Which made it something more than just a toy, Kate thought. She looked down at the rapidly shredding beginning of her basket, and said ruefully, "I don't seem to be doing very well at this, Auntie. I guess I'm just a cultural illiterate."
"Nonsense," Olga said briskly. "It takes practice, like anything else. You will take some grass with you when you leave, so you can work at it on your own."
Wonderful, Kate thought, but said meekly, "Thank you, Auntie."
"And now more tea? And some alodiks?"
"Alodiks?" Kate said.
The old woman looked at her reprovingly. "You have no Aleut?"
Kate shook her head.
"Because your grandmother wanted you to?" Olga guessed shrewdly, and laughed, a loud, cackling laugh, at Kate's expression. Kate was relieved when Olga turned to the stove, and even more relieved when alodiks proved to be nothing more than fried bread.

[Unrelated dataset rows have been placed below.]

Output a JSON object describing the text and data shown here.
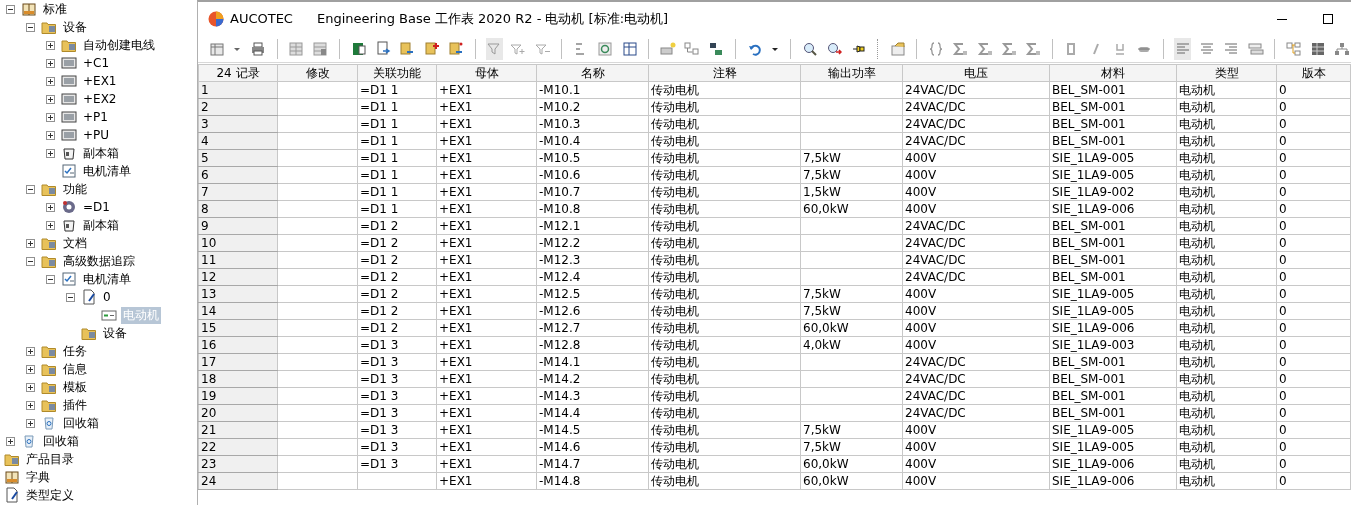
{
  "tree": {
    "nodes": [
      {
        "label": "标准",
        "kind": "book",
        "expanded": true,
        "selected": false,
        "children": [
          {
            "label": "设备",
            "kind": "folder",
            "expanded": true,
            "selected": false,
            "children": [
              {
                "label": "自动创建电线",
                "kind": "folder",
                "expanded": false,
                "selected": false
              },
              {
                "label": "+C1",
                "kind": "module",
                "expanded": false,
                "selected": false
              },
              {
                "label": "+EX1",
                "kind": "module",
                "expanded": false,
                "selected": false
              },
              {
                "label": "+EX2",
                "kind": "module",
                "expanded": false,
                "selected": false
              },
              {
                "label": "+P1",
                "kind": "module",
                "expanded": false,
                "selected": false
              },
              {
                "label": "+PU",
                "kind": "module",
                "expanded": false,
                "selected": false
              },
              {
                "label": "副本箱",
                "kind": "bin",
                "expanded": false,
                "selected": false
              },
              {
                "label": "电机清单",
                "kind": "list",
                "selected": false
              }
            ]
          },
          {
            "label": "功能",
            "kind": "folder",
            "expanded": true,
            "selected": false,
            "children": [
              {
                "label": "=D1",
                "kind": "gear",
                "expanded": false,
                "selected": false
              },
              {
                "label": "副本箱",
                "kind": "bin",
                "expanded": false,
                "selected": false
              }
            ]
          },
          {
            "label": "文档",
            "kind": "folder",
            "expanded": false,
            "selected": false
          },
          {
            "label": "高级数据追踪",
            "kind": "folder",
            "expanded": true,
            "selected": false,
            "children": [
              {
                "label": "电机清单",
                "kind": "list",
                "expanded": true,
                "selected": false,
                "children": [
                  {
                    "label": "0",
                    "kind": "document",
                    "expanded": true,
                    "selected": false,
                    "children": [
                      {
                        "label": "电动机",
                        "kind": "record",
                        "selected": true
                      }
                    ]
                  },
                  {
                    "label": "设备",
                    "kind": "folder",
                    "selected": false
                  }
                ]
              }
            ]
          },
          {
            "label": "任务",
            "kind": "folder",
            "expanded": false,
            "selected": false
          },
          {
            "label": "信息",
            "kind": "folder",
            "expanded": false,
            "selected": false
          },
          {
            "label": "模板",
            "kind": "folder",
            "expanded": false,
            "selected": false
          },
          {
            "label": "插件",
            "kind": "folder",
            "expanded": false,
            "selected": false
          },
          {
            "label": "回收箱",
            "kind": "recycle",
            "expanded": false,
            "selected": false
          }
        ]
      },
      {
        "label": "回收箱",
        "kind": "recycle",
        "expanded": false,
        "selected": false
      }
    ],
    "fixed_items": [
      {
        "label": "产品目录",
        "kind": "folder"
      },
      {
        "label": "字典",
        "kind": "book"
      },
      {
        "label": "类型定义",
        "kind": "document"
      }
    ]
  },
  "window": {
    "logo_text": "AUCOTEC",
    "title": "Engineering Base 工作表 2020 R2  - 电动机 [标准:电动机]"
  },
  "table": {
    "columns": [
      "24 记录",
      "修改",
      "关联功能",
      "母体",
      "名称",
      "注释",
      "输出功率",
      "电压",
      "材料",
      "类型",
      "版本"
    ],
    "rows": [
      [
        "1",
        null,
        "=D1 1",
        "+EX1",
        "-M10.1",
        "传动电机",
        null,
        "24VAC/DC",
        "BEL_SM-001",
        "电动机",
        "0"
      ],
      [
        "2",
        null,
        "=D1 1",
        "+EX1",
        "-M10.2",
        "传动电机",
        null,
        "24VAC/DC",
        "BEL_SM-001",
        "电动机",
        "0"
      ],
      [
        "3",
        null,
        "=D1 1",
        "+EX1",
        "-M10.3",
        "传动电机",
        null,
        "24VAC/DC",
        "BEL_SM-001",
        "电动机",
        "0"
      ],
      [
        "4",
        null,
        "=D1 1",
        "+EX1",
        "-M10.4",
        "传动电机",
        null,
        "24VAC/DC",
        "BEL_SM-001",
        "电动机",
        "0"
      ],
      [
        "5",
        null,
        "=D1 1",
        "+EX1",
        "-M10.5",
        "传动电机",
        "7,5kW",
        "400V",
        "SIE_1LA9-005",
        "电动机",
        "0"
      ],
      [
        "6",
        null,
        "=D1 1",
        "+EX1",
        "-M10.6",
        "传动电机",
        "7,5kW",
        "400V",
        "SIE_1LA9-005",
        "电动机",
        "0"
      ],
      [
        "7",
        null,
        "=D1 1",
        "+EX1",
        "-M10.7",
        "传动电机",
        "1,5kW",
        "400V",
        "SIE_1LA9-002",
        "电动机",
        "0"
      ],
      [
        "8",
        null,
        "=D1 1",
        "+EX1",
        "-M10.8",
        "传动电机",
        "60,0kW",
        "400V",
        "SIE_1LA9-006",
        "电动机",
        "0"
      ],
      [
        "9",
        null,
        "=D1 2",
        "+EX1",
        "-M12.1",
        "传动电机",
        null,
        "24VAC/DC",
        "BEL_SM-001",
        "电动机",
        "0"
      ],
      [
        "10",
        null,
        "=D1 2",
        "+EX1",
        "-M12.2",
        "传动电机",
        null,
        "24VAC/DC",
        "BEL_SM-001",
        "电动机",
        "0"
      ],
      [
        "11",
        null,
        "=D1 2",
        "+EX1",
        "-M12.3",
        "传动电机",
        null,
        "24VAC/DC",
        "BEL_SM-001",
        "电动机",
        "0"
      ],
      [
        "12",
        null,
        "=D1 2",
        "+EX1",
        "-M12.4",
        "传动电机",
        null,
        "24VAC/DC",
        "BEL_SM-001",
        "电动机",
        "0"
      ],
      [
        "13",
        null,
        "=D1 2",
        "+EX1",
        "-M12.5",
        "传动电机",
        "7,5kW",
        "400V",
        "SIE_1LA9-005",
        "电动机",
        "0"
      ],
      [
        "14",
        null,
        "=D1 2",
        "+EX1",
        "-M12.6",
        "传动电机",
        "7,5kW",
        "400V",
        "SIE_1LA9-005",
        "电动机",
        "0"
      ],
      [
        "15",
        null,
        "=D1 2",
        "+EX1",
        "-M12.7",
        "传动电机",
        "60,0kW",
        "400V",
        "SIE_1LA9-006",
        "电动机",
        "0"
      ],
      [
        "16",
        null,
        "=D1 3",
        "+EX1",
        "-M12.8",
        "传动电机",
        "4,0kW",
        "400V",
        "SIE_1LA9-003",
        "电动机",
        "0"
      ],
      [
        "17",
        null,
        "=D1 3",
        "+EX1",
        "-M14.1",
        "传动电机",
        null,
        "24VAC/DC",
        "BEL_SM-001",
        "电动机",
        "0"
      ],
      [
        "18",
        null,
        "=D1 3",
        "+EX1",
        "-M14.2",
        "传动电机",
        null,
        "24VAC/DC",
        "BEL_SM-001",
        "电动机",
        "0"
      ],
      [
        "19",
        null,
        "=D1 3",
        "+EX1",
        "-M14.3",
        "传动电机",
        null,
        "24VAC/DC",
        "BEL_SM-001",
        "电动机",
        "0"
      ],
      [
        "20",
        null,
        "=D1 3",
        "+EX1",
        "-M14.4",
        "传动电机",
        null,
        "24VAC/DC",
        "BEL_SM-001",
        "电动机",
        "0"
      ],
      [
        "21",
        null,
        "=D1 3",
        "+EX1",
        "-M14.5",
        "传动电机",
        "7,5kW",
        "400V",
        "SIE_1LA9-005",
        "电动机",
        "0"
      ],
      [
        "22",
        null,
        "=D1 3",
        "+EX1",
        "-M14.6",
        "传动电机",
        "7,5kW",
        "400V",
        "SIE_1LA9-005",
        "电动机",
        "0"
      ],
      [
        "23",
        null,
        "=D1 3",
        "+EX1",
        "-M14.7",
        "传动电机",
        "60,0kW",
        "400V",
        "SIE_1LA9-006",
        "电动机",
        "0"
      ],
      [
        "24",
        null,
        null,
        "+EX1",
        "-M14.8",
        "传动电机",
        "60,0kW",
        "400V",
        "SIE_1LA9-006",
        "电动机",
        "0"
      ]
    ]
  }
}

A few minutes later Olga put a plateful of the stuff in the middle of the table, puffed up and golden brown.
Everyone around the table made a concerted grab, not excepting Kate.
"There were killer whales in the bay this morning, Auntie," one of the girls said around a mouthful of fried bread.
"Ahhhhh," Olga said. "Killer whales in the bay." The smile faded from her face and she shook her head gravely.
"What does it mean?"
"Killer whales in the bay?"
"Yes. Do you know what it means?"
"I know only what everyone knows." Olga worked her next few stitches without speaking. The girls ceased their giggling and whispering, and as the silence gathered and grew, Kate had the feeling of a curtain about to go up.
When she spoke again, Olga's voice fell again into a kind of singsong, with a full-stop pause at the end of each sentence. It was subtle but clear. It wasn't as if Olga banged a drum on the downbeat at the end of every line, but Becky and her sister began nodding their heads slightly to the beat. Kate had noticed a similar kind of cadence to Olga's story of the Aleuts' exile and repatriation during and after World War II, and now consciously scanned the old woman's words for rhythm. She found it, and repetition, and internal rhymes, and alliteration.